Pioche was named for wealthy San Francisco financier, Francois L. A. Pioche, who developed the town after buying up mining claims, which eventually added millions to his wallet. In its early years, Pioche was certainly a rough and tumbled place. From 1871-1872 60% of all the killings in Nevada occurred in Pioche. They like to tell the story of how 75 men were buried in the cemetery before anyone died of natural causes. Silver was the draw that caused fortune searchers to flock to Pioche. During the boom years from 1870 to 1877 $20 million worth of silver was mined. Seventy years later, long after the mines had closed, a second economic boom occurred. Only this time it was a different kind of ore. The area became the second largest producer of lead and zinc in the nation during WWII. Today there is very little mining left. Pioche is the county seat and government is now the main focus.

Pioche is home to the famous or infamous $1,000,000 courthouse, called that because of mismanagement, excessive overruns, underhanded kickbacks, bungling and out and out fraud that went into the building of it. In 1872 the county budgeted $26,000, but building ended up costing nearly a million by the time the debt coupled with all the financial shenanigans and the interest from multiple refinancing were all added up. It wasn't until 1937 that the debt was finally paid off.

They recently built a fine new elementary school to replace the old one. An old timer I spoke with said, with a good amount of disdain in his voice, “They did that not because they needed a new school, but simply because they wanted one.” He told me the district sold the old school. $50,000 was the price tag and according to the old timer, it was done underhanded without any public notice. I check it out; it’s a handsome mission-styled building. The new owner occupied it and soon fell into disfavor with the townfolks. “He was doing all kinds of drugs and stuff like that, so we ran him out of town.” That will teach him to run afoul of Nevadans. The building has been condemned, so who knows what fate has in store for it.

Spring Valley just east of Pioche is what its name implies. It has over 150 natural springs feeding into it. Now you know why Las Vegas has its eye on the area. But it’s definitely not going to get that spring water without a long protracted fight from the locals, who say quite openly and loudly, “Get hosed Vegas.”

My last contact before leaving town was with a retired gentleman whose daughter owns the local café. I asked him what he liked about living in Pioche. “It’s the peace and quiet, the people and the good weather.” The café was closed because they were painting the interior, so the gentleman gave me a standing invitation to come back and try the food the next time through. I think I will. I like Pioche a lot.

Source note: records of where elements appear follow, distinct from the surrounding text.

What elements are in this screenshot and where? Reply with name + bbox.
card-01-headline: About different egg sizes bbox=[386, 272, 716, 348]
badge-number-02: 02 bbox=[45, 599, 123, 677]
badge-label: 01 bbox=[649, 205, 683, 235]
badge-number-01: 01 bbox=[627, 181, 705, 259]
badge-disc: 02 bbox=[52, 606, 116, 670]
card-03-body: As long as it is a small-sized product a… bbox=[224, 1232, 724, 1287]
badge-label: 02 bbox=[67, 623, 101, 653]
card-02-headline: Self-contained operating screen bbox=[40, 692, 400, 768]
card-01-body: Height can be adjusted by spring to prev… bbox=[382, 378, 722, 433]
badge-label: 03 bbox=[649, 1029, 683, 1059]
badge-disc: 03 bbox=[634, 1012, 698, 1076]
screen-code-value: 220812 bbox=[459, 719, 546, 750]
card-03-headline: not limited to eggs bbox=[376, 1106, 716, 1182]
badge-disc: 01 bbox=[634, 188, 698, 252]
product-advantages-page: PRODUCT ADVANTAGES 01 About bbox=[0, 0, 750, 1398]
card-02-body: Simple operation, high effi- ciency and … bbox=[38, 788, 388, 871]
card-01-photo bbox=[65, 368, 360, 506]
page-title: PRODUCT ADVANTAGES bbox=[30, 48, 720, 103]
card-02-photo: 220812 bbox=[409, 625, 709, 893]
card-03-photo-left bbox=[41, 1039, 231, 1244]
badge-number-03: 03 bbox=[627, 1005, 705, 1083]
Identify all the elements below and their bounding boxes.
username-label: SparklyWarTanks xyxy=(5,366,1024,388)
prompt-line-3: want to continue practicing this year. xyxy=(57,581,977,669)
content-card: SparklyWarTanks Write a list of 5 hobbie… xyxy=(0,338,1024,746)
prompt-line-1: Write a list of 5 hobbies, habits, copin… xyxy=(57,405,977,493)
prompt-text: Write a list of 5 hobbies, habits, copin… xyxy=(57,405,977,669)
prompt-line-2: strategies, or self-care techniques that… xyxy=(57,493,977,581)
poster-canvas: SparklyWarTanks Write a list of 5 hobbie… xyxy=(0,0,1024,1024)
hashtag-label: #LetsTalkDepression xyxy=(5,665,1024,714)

Pioche, Additional Photographs






From the top:
#1...This is the Gem Theater, which it would appear has been closed for a long time.
#2...This is the old school whose owner was run out of town.
#3...This is Godbe’s Mill that processed the ore carried to it by the tram system.
#4...This is the tram, which operated in the 1920s and 30s. It carried ore from high on Treasure Hill down to the Godbe’s Mill in the valley a couple miles away. It was powered for the most part by gravity, with the aid of a five-horse power engine. The momentum of the loaded buckets going down hill was enough to cause empty buckets to move back up to the top of the hill. The little lawn mower sized engine was there just to help out when help was needed.
#5...This is a portion of the Pioche Golf Course. It’s a 9-hole, 1656-yard course with 7 par 3 holes and 2 par 4 holes. The rules say you can carry a small artificial swatch of grass to use after teeing off. Hope is alive that they will be able to expand the course, build a clubhouse and include a driving range. They even hope to have real grass someday. Right now it may not be the prettiest course, but it's a start.